Cheat-Seeking Missles

Wednesday, July 12, 2006

Playing The Race Card On Play Station

The NAACP and CA Assemblyman Leland Yee went overseas to go overboard, decrying this Sony billboard for its new white Play Station unit in Holland racist. (If you can't see the image clearly, that's a black woman being grabbed in the face by the seemingly hostile white woman.)

The NAACP said it recalled minstrel shows and Yee said in a press release:
Whether in the US or abroad, using differences in skin color to articulate the fact that your video game console now comes in white can be interpreted as insensitive at best and racist at worst.
Why? Any offence is in the photo, which is very poorly conceptualized, not in the fact that black people are black and white people are white. I think we're all mature enough to handle the color difference.
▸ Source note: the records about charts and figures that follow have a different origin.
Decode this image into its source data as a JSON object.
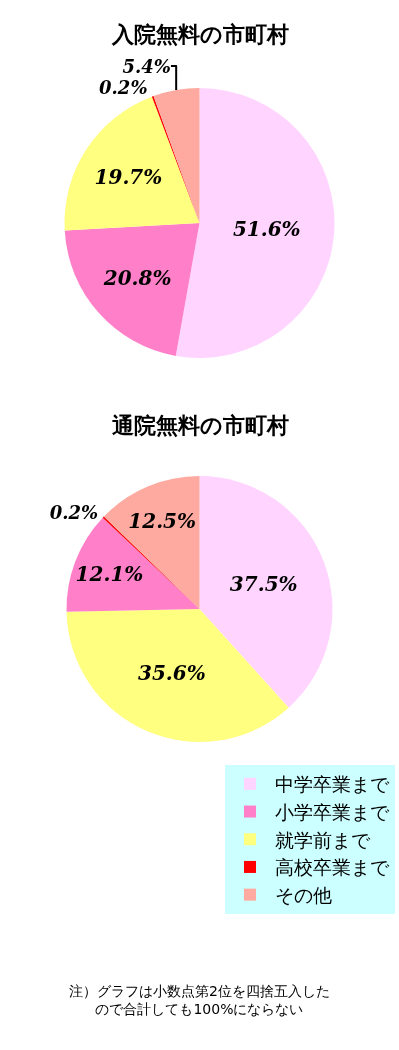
{
  "chart_data": [
    {
      "type": "pie",
      "title": "入院無料の市町村",
      "categories": [
        "中学卒業まで",
        "小学卒業まで",
        "就学前まで",
        "高校卒業まで",
        "その他"
      ],
      "values": [
        51.6,
        20.8,
        19.7,
        0.2,
        5.4
      ],
      "colors": [
        "#ffd5ff",
        "#ff80c8",
        "#ffff80",
        "#ff0000",
        "#ffaaa0"
      ],
      "value_labels": [
        "51.6%",
        "20.8%",
        "19.7%",
        "0.2%",
        "5.4%"
      ],
      "legend": "bottom right"
    },
    {
      "type": "pie",
      "title": "通院無料の市町村",
      "categories": [
        null,
        null,
        null,
        null,
        null
      ],
      "values": [
        37.5,
        35.6,
        12.1,
        0.2,
        12.5
      ],
      "colors": [
        "#ffd5ff",
        "#ffff80",
        "#ff80c8",
        "#ff0000",
        "#ffaaa0"
      ],
      "value_labels": [
        "37.5%",
        "35.6%",
        "12.1%",
        "0.2%",
        "12.5%"
      ],
      "annotations": [
        "注）グラフは小数点第2位を四捨五入したので合計しても100%にならない"
      ]
    }
  ]
}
Sony apologized for the wrong reasons: the subject matter. They should have replaced the billboard with another with the image of a black woman and white woman happily kumbayahing about the new Play Station, and invited the NAACP and Yee to attack that.

For the record, Japan as an isolated country has a history of being notoriously "racist" in their advertising imagery. (I put quotes around it because I'm still not sure whether it's deliberate or clueless.) When I was growing up there in the late 50s and 60s I remember seeing representations of blacks in logos that made Aunt Jemima look like Angela Davis. And today, their sensitivity remains a bit ... off kilter (as this package art from engrish.com shows.).

Here again, racial grandstanding did what it usually does: backfire. Sony's poor photo selection will yield good results for the company as gamers everywhere will think Yee and the NAACP are over-reacting zealots and opportunists, and thanks to heavy blog coverage, they'll know all about the new white Sonys.

Maybe Sony will honor Mr. Yee with a new yellow Play Station, suitably launched.